Brand as Defense Against Attack
Branding is often managed like a propaganda war for the hearts and minds of brand consumers. This aligns with Wikipedia’s basic description of propaganda: “As opposed to impartially providing information, propaganda, in its most basic sense, presents information primarily to influence an audience.” Propaganda is not really about the truth, but about influencing minds, and so may resort to a variety of tactics such as errors of omission, selective truths and the straw man fallacy to make its case. Interestingly, if you look at the history of advertising and propaganda, they both came of age as vehicles of mass persuasion during and after World War I and they continue to rely on the same essential insights about human behavior. Advertising is white propaganda.
Propaganda and its reliance on deceptive practices is clearly out of alignment with our general position on branding—that truth is the most powerful tool in the arsenal of the brand in its capacity to win the hearts and minds of the brand consumer. We still believe this to be true, but it has to be understood that the other guys may not play by these rules.

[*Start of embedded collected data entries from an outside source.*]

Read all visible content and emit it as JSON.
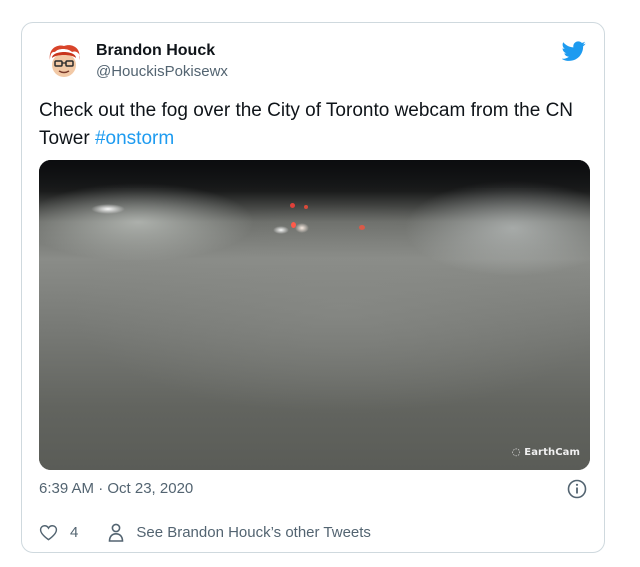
{
  "tweet": {
    "author_name": "Brandon Houck",
    "author_handle": "@HouckisPokisewx",
    "text": "Check out the fog over the City of Toronto webcam from the CN Tower ",
    "hashtag": "#onstorm",
    "timestamp": "6:39 AM · Oct 23, 2020",
    "like_count": "4",
    "see_other_label": "See Brandon Houck’s other Tweets"
  },
  "media": {
    "watermark": "EarthCam"
  },
  "icons": {
    "brand": "twitter-bird-icon",
    "avatar": "cartoon-avatar",
    "info": "info-icon",
    "like": "heart-icon",
    "profile": "person-icon"
  },
  "colors": {
    "accent": "#1d9bf0",
    "text": "#0f1419",
    "muted": "#536471",
    "border": "#cfd9de"
  }
}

In the face of these attacks their ability to perry the blows is hindered significantly by their lack of a clear, cohesive and consistent brand.
I had an interesting conversation recently with the keeper of nationally recognized brand. Her brand was under attack by those who wish it harm. The attacks employ various tactics including the nearly ubiquitous straw man fallacy. (I should point out that straw man is used with shocking regularity in American discourse, especially on TV, and it is nearly universally given a pass by moderators and commentators—along with much else I might add. This is a good argument for more instruction in the neglected science of logic.) In the face of these attacks their ability to perry the blows is hindered significantly by their lack of a clear, cohesive and consistent brand. Popular argument and propaganda takes full advantage of people’s tendency to be lazy, to not make the effort to question what they are being told and to believe things simply because they have heard them frequently. Falsehoods take effort to expose and all propagandists and advertisers know that people are essentially lazy. In the words of Lily Tomlin: “No matter how cynical you become, it’s never enough to keep up.”

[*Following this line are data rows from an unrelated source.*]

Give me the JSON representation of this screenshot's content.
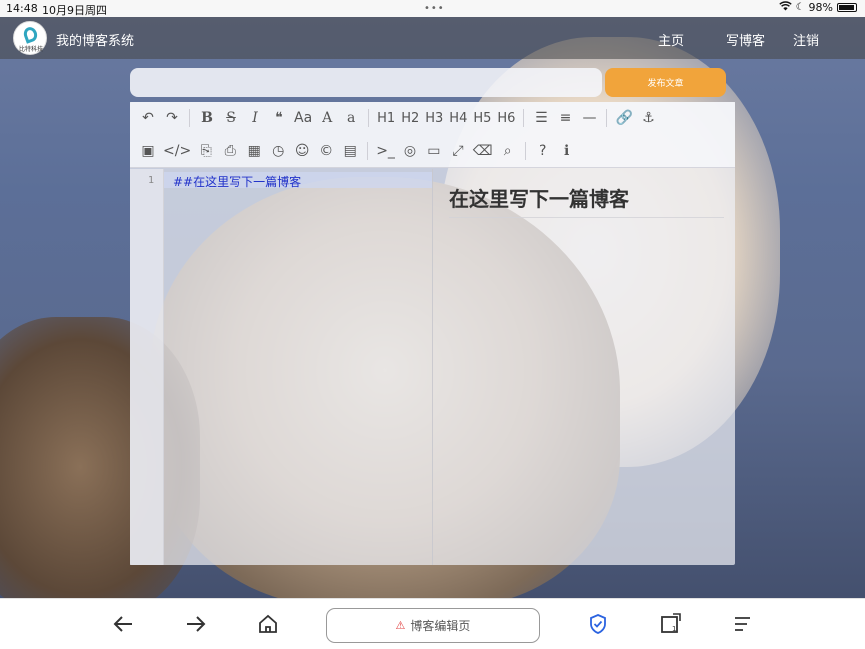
{
  "statusbar": {
    "time": "14:48",
    "date": "10月9日周四",
    "battery": "98%",
    "handle": "•••"
  },
  "header": {
    "logo_text": "比特科技",
    "site_title": "我的博客系统",
    "nav": [
      "主页",
      "写博客",
      "注销"
    ]
  },
  "editor_page": {
    "title_placeholder": "",
    "publish_label": "发布文章"
  },
  "toolbar": {
    "row1": [
      {
        "name": "undo-icon",
        "glyph": "↶"
      },
      {
        "name": "redo-icon",
        "glyph": "↷"
      },
      {
        "sep": true
      },
      {
        "name": "bold-icon",
        "glyph": "B"
      },
      {
        "name": "strikethrough-icon",
        "glyph": "S"
      },
      {
        "name": "italic-icon",
        "glyph": "I"
      },
      {
        "name": "quote-icon",
        "glyph": "❝"
      },
      {
        "name": "uppercase-icon",
        "glyph": "Aa"
      },
      {
        "name": "uppercase-first-icon",
        "glyph": "A"
      },
      {
        "name": "lowercase-icon",
        "glyph": "a"
      },
      {
        "sep": true
      },
      {
        "name": "h1-button",
        "glyph": "H1"
      },
      {
        "name": "h2-button",
        "glyph": "H2"
      },
      {
        "name": "h3-button",
        "glyph": "H3"
      },
      {
        "name": "h4-button",
        "glyph": "H4"
      },
      {
        "name": "h5-button",
        "glyph": "H5"
      },
      {
        "name": "h6-button",
        "glyph": "H6"
      },
      {
        "sep": true
      },
      {
        "name": "unordered-list-icon",
        "glyph": "☰"
      },
      {
        "name": "ordered-list-icon",
        "glyph": "≡"
      },
      {
        "name": "horizontal-rule-icon",
        "glyph": "—"
      },
      {
        "sep": true
      },
      {
        "name": "link-icon",
        "glyph": "🔗"
      },
      {
        "name": "anchor-icon",
        "glyph": "⚓"
      }
    ],
    "row2": [
      {
        "name": "image-icon",
        "glyph": "▣"
      },
      {
        "name": "inline-code-icon",
        "glyph": "</>"
      },
      {
        "name": "code-block-icon",
        "glyph": "⎘"
      },
      {
        "name": "preformatted-text-icon",
        "glyph": "⎙"
      },
      {
        "name": "table-icon",
        "glyph": "▦"
      },
      {
        "name": "datetime-icon",
        "glyph": "◷"
      },
      {
        "name": "emoji-icon",
        "glyph": "☺"
      },
      {
        "name": "html-entities-icon",
        "glyph": "©"
      },
      {
        "name": "pagebreak-icon",
        "glyph": "▤"
      },
      {
        "sep": true
      },
      {
        "name": "goto-line-icon",
        "glyph": ">_"
      },
      {
        "name": "toggle-preview-icon",
        "glyph": "◎"
      },
      {
        "name": "watch-icon",
        "glyph": "▭"
      },
      {
        "name": "fullscreen-icon",
        "glyph": "⤢"
      },
      {
        "name": "clear-icon",
        "glyph": "⌫"
      },
      {
        "name": "search-icon",
        "glyph": "⌕"
      },
      {
        "sep": true
      },
      {
        "name": "help-icon",
        "glyph": "?"
      },
      {
        "name": "info-icon",
        "glyph": "ℹ"
      }
    ]
  },
  "code_editor": {
    "line_number": "1",
    "content": "##在这里写下一篇博客"
  },
  "preview": {
    "heading": "在这里写下一篇博客"
  },
  "bottombar": {
    "url_label": "博客编辑页",
    "url_warning_icon": "⚠"
  }
}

So one danger for the victim of a brand attack is having an ill-defined or inaccurate brand with which to defend. This lack of clarity makes it easy for the opposite side to mischaracterize and for these mischaracterizations to take hold in people’s minds. Lack of brand clarity provides ample opportunity for constructing straw men. A tightly managed and true brand, understood and internalized by your employees, supporters and all who know you stands by comparison as a powerful defense against such attack. It leaves less room for the mischaracterizations to be thought plausible. The key is to be absolutely clear and consistent in your message and self-definition, and to explain this in ways that are easily understood.
Lack of brand clarity provides ample opportunity for constructing straw men.
Into gaps and unoccupied spaces left by an ill-defined brand the opposition can insert all manner of untrue things. These can be hard to explain away and a light or lazy review by an outside party will supply them with little in the way of counter argument. In this way an oft repeated falsehood can become the accepted narrative about who you really are, and this situation is terribly hard to correct. This is a case where the choices facing an organization are to brand well or to be branded by others, and those others may or may not have your best interests in mind.
One highly public and striking example of an organization literally imploding after such an attack is ACORN (Association of Community Organizations for Reform Now) which once had 400,000 members and more than 1,200 neighborhood chapters. The now defunct organization was brought down by a video. In the New York Times Article about the implosion the situation was described like this: “That 20-minute video ruined 40 years of good work, but if the organization had confronted its own internal problems, it might not have been taken down so easily.”
If the organization had confronted its own internal problems, it might not have been taken down so easily.
Maintaining a brand expression that encourages your core supporters to defend and support you while at the same time deflecting the attacks of your detractors is key. This is not easy, but here are some thoughts:
1. Hew as close as possible to the truth. If you have the truth on your side, although it is not a guarantee of vindication, at least your supporters will know how to defend you.
2. Create one true story for all of your brand consumers. Don’t have multiple versions of your brand for different audiences. If you tell one story to one group and another to a different group, this can be easily exploited by your detractors.
3. De-emphasize but do not intentionally hide your weaknesses. Address them head on so that they cannot be used to define you.
4. Make sure everything that you do is in alignment with your brand position. Any time you stray from it you potentially confuse your core stakeholders and make it harder for them to defend you, and you provide another opportunity for detractors to use that as representative of your core activities.
5. Keep it simple. Create your brand story so that people can understand its essence quickly and easily. If your brand needs copious footnotes and explanations to be understood, it is ripe for mischaracterization. Your brand must stand on its own without your being there to explain it.